BUDAPEST, Hungary – A Hungarian appeals court on Thursday lowered to five years from seven the prison sentence of a Syrian man convicted of entering Hungary illegally and of complicity in throwing rocks at police during a 2015 border riot.
The case stems from rioting at the Hungary-Serbia border on Sept. 16, 2015, when dozens of police officers, migrants and some journalists were injured in clashes a day after Hungary closed the frontier, stranding hundreds of migrants.
Amnesty International said the conviction exemplified "the erosion of the rule of law and human rights protections in Hungary."
"Ahmed's absurd conviction has nothing to do with justice but instead plays into the hands of the Hungarian authorities' demonization of refugees, migrants and those seeking to protect them," said Eda Seyhan, Amnesty International's counter terrorism campaigner.

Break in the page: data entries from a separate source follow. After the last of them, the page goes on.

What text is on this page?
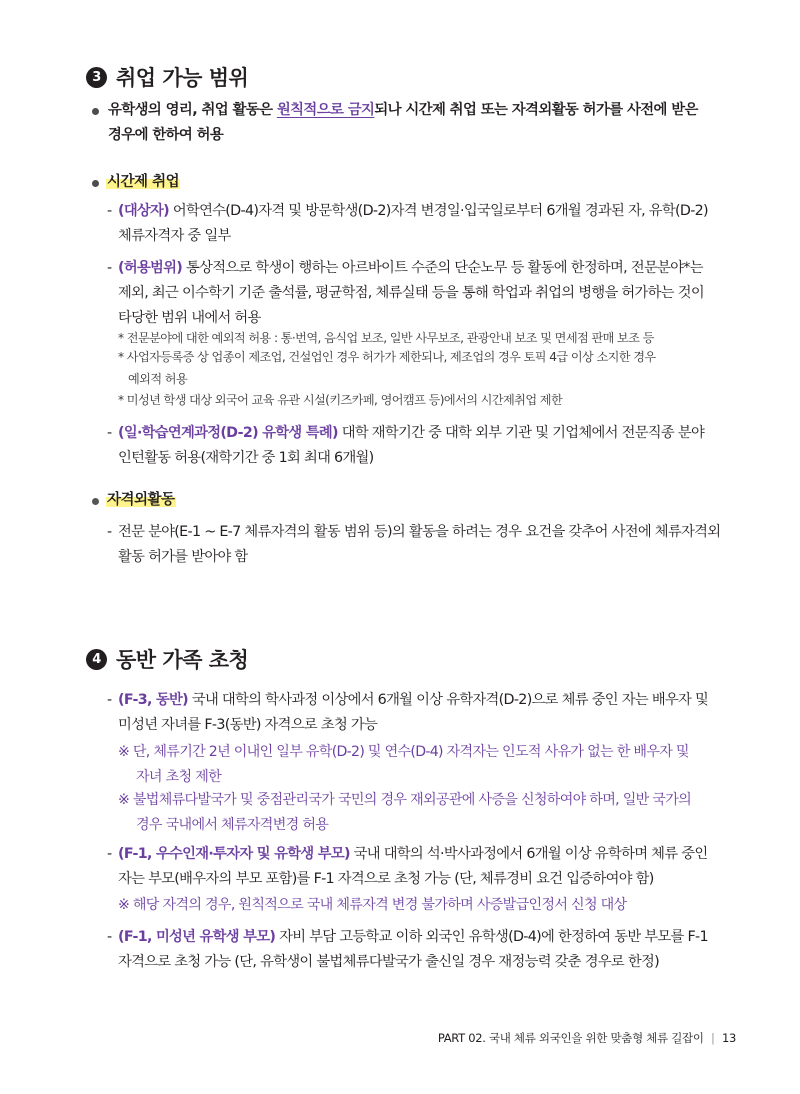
3 취업 가능 범위
유학생의 영리, 취업 활동은 원칙적으로 금지되나 시간제 취업 또는 자격외활동 허가를 사전에 받은
경우에 한하여 허용
시간제 취업
- (대상자) 어학연수(D-4)자격 및 방문학생(D-2)자격 변경일·입국일로부터 6개월 경과된 자, 유학(D-2)
체류자격자 중 일부
- (허용범위) 통상적으로 학생이 행하는 아르바이트 수준의 단순노무 등 활동에 한정하며, 전문분야*는
제외, 최근 이수학기 기준 출석률, 평균학점, 체류실태 등을 통해 학업과 취업의 병행을 허가하는 것이
타당한 범위 내에서 허용
* 전문분야에 대한 예외적 허용 : 통·번역, 음식업 보조, 일반 사무보조, 관광안내 보조 및 면세점 판매 보조 등
* 사업자등록증 상 업종이 제조업, 건설업인 경우 허가가 제한되나, 제조업의 경우 토픽 4급 이상 소지한 경우
예외적 허용
* 미성년 학생 대상 외국어 교육 유관 시설(키즈카페, 영어캠프 등)에서의 시간제취업 제한
- (일·학습연계과정(D-2) 유학생 특례) 대학 재학기간 중 대학 외부 기관 및 기업체에서 전문직종 분야
인턴활동 허용(재학기간 중 1회 최대 6개월)
자격외활동
- 전문 분야(E-1 ~ E-7 체류자격의 활동 범위 등)의 활동을 하려는 경우 요건을 갖추어 사전에 체류자격외
활동 허가를 받아야 함
4 동반 가족 초청
- (F-3, 동반) 국내 대학의 학사과정 이상에서 6개월 이상 유학자격(D-2)으로 체류 중인 자는 배우자 및
미성년 자녀를 F-3(동반) 자격으로 초청 가능
※ 단, 체류기간 2년 이내인 일부 유학(D-2) 및 연수(D-4) 자격자는 인도적 사유가 없는 한 배우자 및
자녀 초청 제한
※ 불법체류다발국가 및 중점관리국가 국민의 경우 재외공관에 사증을 신청하여야 하며, 일반 국가의
경우 국내에서 체류자격변경 허용
- (F-1, 우수인재·투자자 및 유학생 부모) 국내 대학의 석·박사과정에서 6개월 이상 유학하며 체류 중인
자는 부모(배우자의 부모 포함)를 F-1 자격으로 초청 가능 (단, 체류경비 요건 입증하여야 함)
※ 해당 자격의 경우, 원칙적으로 국내 체류자격 변경 불가하며 사증발급인정서 신청 대상
- (F-1, 미성년 유학생 부모) 자비 부담 고등학교 이하 외국인 유학생(D-4)에 한정하여 동반 부모를 F-1
자격으로 초청 가능 (단, 유학생이 불법체류다발국가 출신일 경우 재정능력 갖춘 경우로 한정)
PART 02. 국내 체류 외국인을 위한 맞춤형 체류 길잡이 | 13
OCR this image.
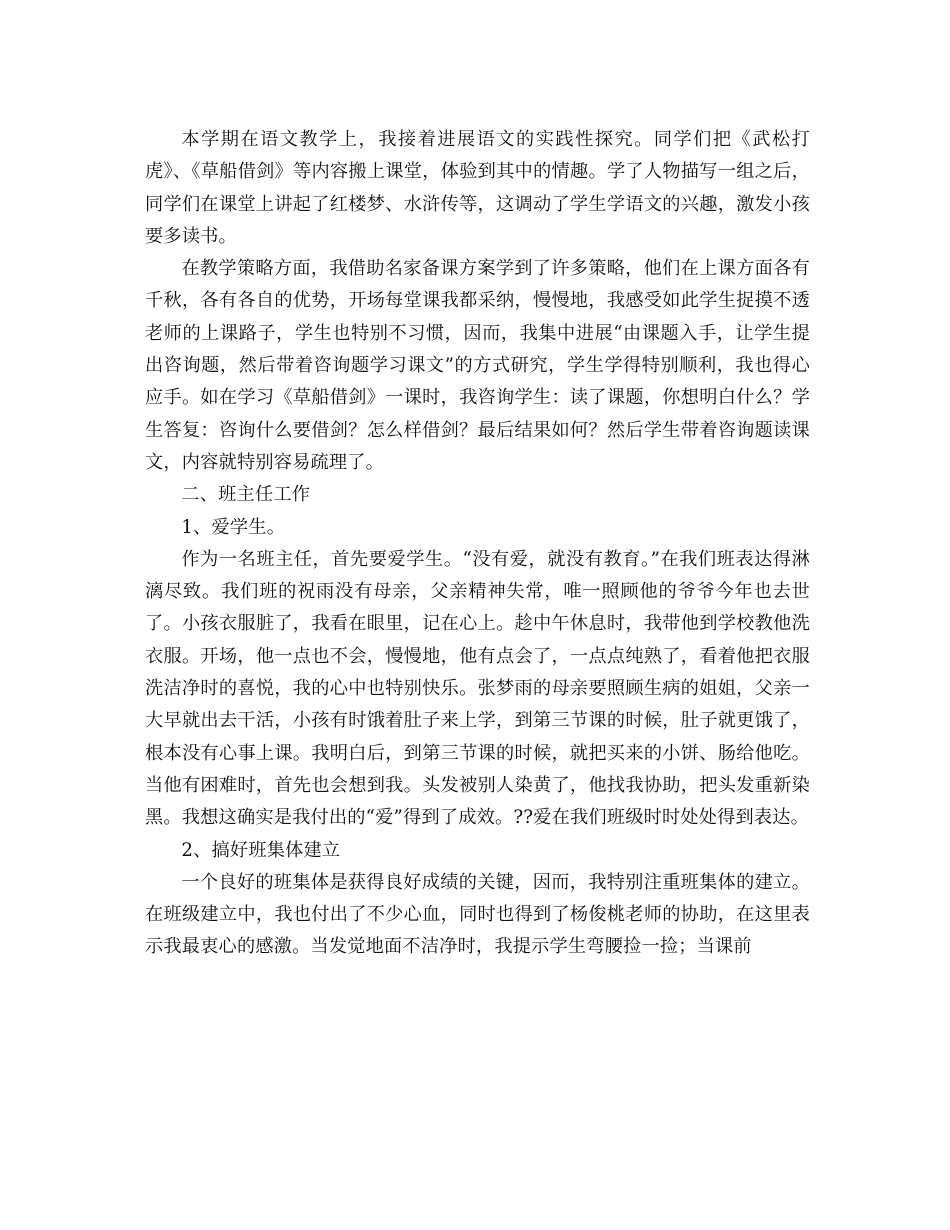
本学期在语文教学上，我接着进展语文的实践性探究。同学们把《武松打虎》、《草船借剑》等内容搬上课堂，体验到其中的情趣。学了人物描写一组之后，同学们在课堂上讲起了红楼梦、水浒传等，这调动了学生学语文的兴趣，激发小孩要多读书。

在教学策略方面，我借助名家备课方案学到了许多策略，他们在上课方面各有千秋，各有各自的优势，开场每堂课我都采纳，慢慢地，我感受如此学生捉摸不透老师的上课路子，学生也特别不习惯，因而，我集中进展“由课题入手，让学生提出咨询题，然后带着咨询题学习课文”的方式研究，学生学得特别顺利，我也得心应手。如在学习《草船借剑》一课时，我咨询学生：读了课题，你想明白什么？学生答复：咨询什么要借剑？怎么样借剑？最后结果如何？然后学生带着咨询题读课文，内容就特别容易疏理了。

二、班主任工作

1、爱学生。

作为一名班主任，首先要爱学生。“没有爱，就没有教育。”在我们班表达得淋漓尽致。我们班的祝雨没有母亲，父亲精神失常，唯一照顾他的爷爷今年也去世了。小孩衣服脏了，我看在眼里，记在心上。趁中午休息时，我带他到学校教他洗衣服。开场，他一点也不会，慢慢地，他有点会了，一点点纯熟了，看着他把衣服洗洁净时的喜悦，我的心中也特别快乐。张梦雨的母亲要照顾生病的姐姐，父亲一大早就出去干活，小孩有时饿着肚子来上学，到第三节课的时候，肚子就更饿了，根本没有心事上课。我明白后，到第三节课的时候，就把买来的小饼、肠给他吃。当他有困难时，首先也会想到我。头发被别人染黄了，他找我协助，把头发重新染黑。我想这确实是我付出的“爱”得到了成效。??爱在我们班级时时处处得到表达。

2、搞好班集体建立

一个良好的班集体是获得良好成绩的关键，因而，我特别注重班集体的建立。在班级建立中，我也付出了不少心血，同时也得到了杨俊桃老师的协助，在这里表示我最衷心的感激。当发觉地面不洁净时，我提示学生弯腰捡一捡；当课前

Since the 2015 migration crisis in Europe, Prime Minister Viktor Orban's government has applied increasingly strict anti-immigration policies. Recent legislation has included constitutional amendments, the imposition of a special tax on the funding of activities the government considers to be promoting migration and the criminalization of any assistance given to refugees and asylum-seekers, whose rights have also been curtailed.
The appeals court in the southern city of Szeged said Ahmed Hamed, a resident of Cyprus, has to serve at least two-thirds of his sentence before he can be released, so he may be freed in a few months.
Hamed, who was also expelled from Hungary for 10 years, had been sentenced to 10 years in prison in November 2016 but an appeals court annulled his conviction and ordered a retrial in June 2017. That resulted in the seven-year sentence which has now been reduced.